I’ve been settling into my new role at Miranj over the past few days (31 days to be exact). I am a ‘web designer’, and we are based out of a beautiful new office we recently moved in, at Shahpur Jat village in New Delhi.

It has been fantastic so far, learning about the design, codes and coffee. At Miranj these things go in tandem.

As a web designer, I am a part of the four-member team who is working on a fun project (wait for the teaser). It’s rather surreal to work just feet away from design leaders of India who designed and developed products that I (we?) have been using for years. (Prateek and Souvik have designed and developed products like Build Your Community, Your Cabs, Meals Under 100, Mobikwik and many others.)

By the way, this is my first real job and I am yet to realize that, thanks to our office culture. We are allowed to come in whichever dress we want and can chose flexible time-slots best suited to us.
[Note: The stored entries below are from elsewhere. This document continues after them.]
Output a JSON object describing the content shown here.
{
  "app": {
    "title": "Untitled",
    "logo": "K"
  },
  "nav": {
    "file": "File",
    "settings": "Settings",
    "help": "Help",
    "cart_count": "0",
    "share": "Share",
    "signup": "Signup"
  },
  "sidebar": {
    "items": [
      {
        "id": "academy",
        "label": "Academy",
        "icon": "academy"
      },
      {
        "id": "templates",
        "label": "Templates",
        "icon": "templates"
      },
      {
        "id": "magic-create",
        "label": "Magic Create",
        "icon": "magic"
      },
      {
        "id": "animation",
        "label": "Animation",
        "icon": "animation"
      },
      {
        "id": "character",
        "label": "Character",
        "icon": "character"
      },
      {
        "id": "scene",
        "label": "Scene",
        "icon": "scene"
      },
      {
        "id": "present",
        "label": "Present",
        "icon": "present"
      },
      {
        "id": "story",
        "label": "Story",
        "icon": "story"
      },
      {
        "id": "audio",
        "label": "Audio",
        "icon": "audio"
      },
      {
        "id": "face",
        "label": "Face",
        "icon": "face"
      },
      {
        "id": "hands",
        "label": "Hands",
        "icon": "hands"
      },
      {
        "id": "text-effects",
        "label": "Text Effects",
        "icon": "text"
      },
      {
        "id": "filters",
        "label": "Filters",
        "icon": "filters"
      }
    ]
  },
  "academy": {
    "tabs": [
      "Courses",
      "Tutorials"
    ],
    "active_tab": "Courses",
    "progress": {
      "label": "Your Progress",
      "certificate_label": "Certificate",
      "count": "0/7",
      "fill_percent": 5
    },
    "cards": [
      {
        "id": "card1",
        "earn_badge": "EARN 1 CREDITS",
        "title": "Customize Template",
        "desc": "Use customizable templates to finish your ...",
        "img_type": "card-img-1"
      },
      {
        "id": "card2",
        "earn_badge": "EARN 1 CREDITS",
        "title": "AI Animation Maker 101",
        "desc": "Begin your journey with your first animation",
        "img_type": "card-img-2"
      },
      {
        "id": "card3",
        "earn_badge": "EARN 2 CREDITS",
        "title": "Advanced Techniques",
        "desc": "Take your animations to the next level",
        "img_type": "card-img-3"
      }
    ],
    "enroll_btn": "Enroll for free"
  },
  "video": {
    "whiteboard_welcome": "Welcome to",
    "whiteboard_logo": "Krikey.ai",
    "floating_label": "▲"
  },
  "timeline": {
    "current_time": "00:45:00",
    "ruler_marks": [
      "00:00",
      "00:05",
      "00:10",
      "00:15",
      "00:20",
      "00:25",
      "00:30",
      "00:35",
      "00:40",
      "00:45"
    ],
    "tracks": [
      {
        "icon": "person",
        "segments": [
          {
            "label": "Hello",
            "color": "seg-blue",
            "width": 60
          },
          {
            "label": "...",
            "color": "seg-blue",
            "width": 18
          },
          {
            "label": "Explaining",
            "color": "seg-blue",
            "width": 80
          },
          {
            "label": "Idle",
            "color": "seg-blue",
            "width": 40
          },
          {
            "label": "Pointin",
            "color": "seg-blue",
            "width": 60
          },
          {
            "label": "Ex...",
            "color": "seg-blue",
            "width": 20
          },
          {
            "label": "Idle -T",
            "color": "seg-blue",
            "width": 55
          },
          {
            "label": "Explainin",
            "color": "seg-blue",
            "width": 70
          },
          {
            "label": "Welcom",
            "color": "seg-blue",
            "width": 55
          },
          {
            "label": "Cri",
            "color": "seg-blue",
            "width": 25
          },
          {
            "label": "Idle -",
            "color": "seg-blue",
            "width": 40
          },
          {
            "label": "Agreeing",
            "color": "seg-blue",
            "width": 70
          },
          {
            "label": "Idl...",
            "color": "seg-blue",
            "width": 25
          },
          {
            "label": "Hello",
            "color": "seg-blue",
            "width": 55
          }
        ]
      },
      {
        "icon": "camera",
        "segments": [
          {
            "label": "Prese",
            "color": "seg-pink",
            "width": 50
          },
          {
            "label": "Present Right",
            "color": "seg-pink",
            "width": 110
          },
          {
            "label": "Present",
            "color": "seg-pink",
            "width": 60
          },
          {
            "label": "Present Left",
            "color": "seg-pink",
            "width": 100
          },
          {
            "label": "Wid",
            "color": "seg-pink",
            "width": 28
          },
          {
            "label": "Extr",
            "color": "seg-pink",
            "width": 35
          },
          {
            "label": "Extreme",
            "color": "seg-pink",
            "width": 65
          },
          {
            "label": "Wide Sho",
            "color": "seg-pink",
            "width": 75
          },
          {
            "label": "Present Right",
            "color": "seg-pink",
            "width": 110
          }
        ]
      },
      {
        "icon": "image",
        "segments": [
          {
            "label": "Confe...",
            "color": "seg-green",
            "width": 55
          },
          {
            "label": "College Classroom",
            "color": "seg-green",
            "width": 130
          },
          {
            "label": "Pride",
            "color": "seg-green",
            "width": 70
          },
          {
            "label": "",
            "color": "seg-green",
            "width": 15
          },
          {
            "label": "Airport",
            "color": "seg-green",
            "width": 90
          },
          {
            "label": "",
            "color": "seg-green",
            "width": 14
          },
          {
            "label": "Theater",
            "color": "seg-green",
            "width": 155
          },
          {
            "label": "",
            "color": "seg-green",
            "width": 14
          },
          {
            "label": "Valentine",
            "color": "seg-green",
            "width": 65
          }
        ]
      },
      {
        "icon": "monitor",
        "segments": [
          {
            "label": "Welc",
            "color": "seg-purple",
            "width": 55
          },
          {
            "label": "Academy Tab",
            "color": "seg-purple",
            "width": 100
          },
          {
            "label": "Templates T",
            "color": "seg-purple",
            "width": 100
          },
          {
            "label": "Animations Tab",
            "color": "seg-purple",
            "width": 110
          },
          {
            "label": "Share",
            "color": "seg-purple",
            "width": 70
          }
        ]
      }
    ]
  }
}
We can even work remotely, WTH. Of course these things are intimidating at least for me, because in college days a ‘job’ meant working in formals in a 6′by 6′ cubicle, from 9 to 6, listening to rants of senior officials.

Prateek and Souvik blow my mind everyday by teaching me new things, no matter big or small. Yes, learning new things blows my mind. I have been keeping a note of things which I learn everyday from these guys and so far the number has reached 92 (on an average 3 per day). The number indirectly questions their recruitment procedure too… just kidding.

I had to turn down two other full time corporate jobs at large multinationals before joining this new young firm. I rather decided to be on a team of 4 that would change X or reinvent the way people use Y than hidden away under the corporate umbrella of some other tech giant.

And I am glad I did that. I believe, by working here, I would be able to make a large impact on the entire company compared to working for a massive giant and have little or no say in the product development.

At Miranj, the only hard part is dealing with the responsibility. I have never felt this responsible in my entire life. When somebody says to you, you have two weeks to do it, you don’t have responsibility, you have two weeks. When someone says, take your time, suddenly, the time means everything to you.

So, with that said, I should rather grab a cup of coffee made by Souvik and start analyzing the estimation for this week.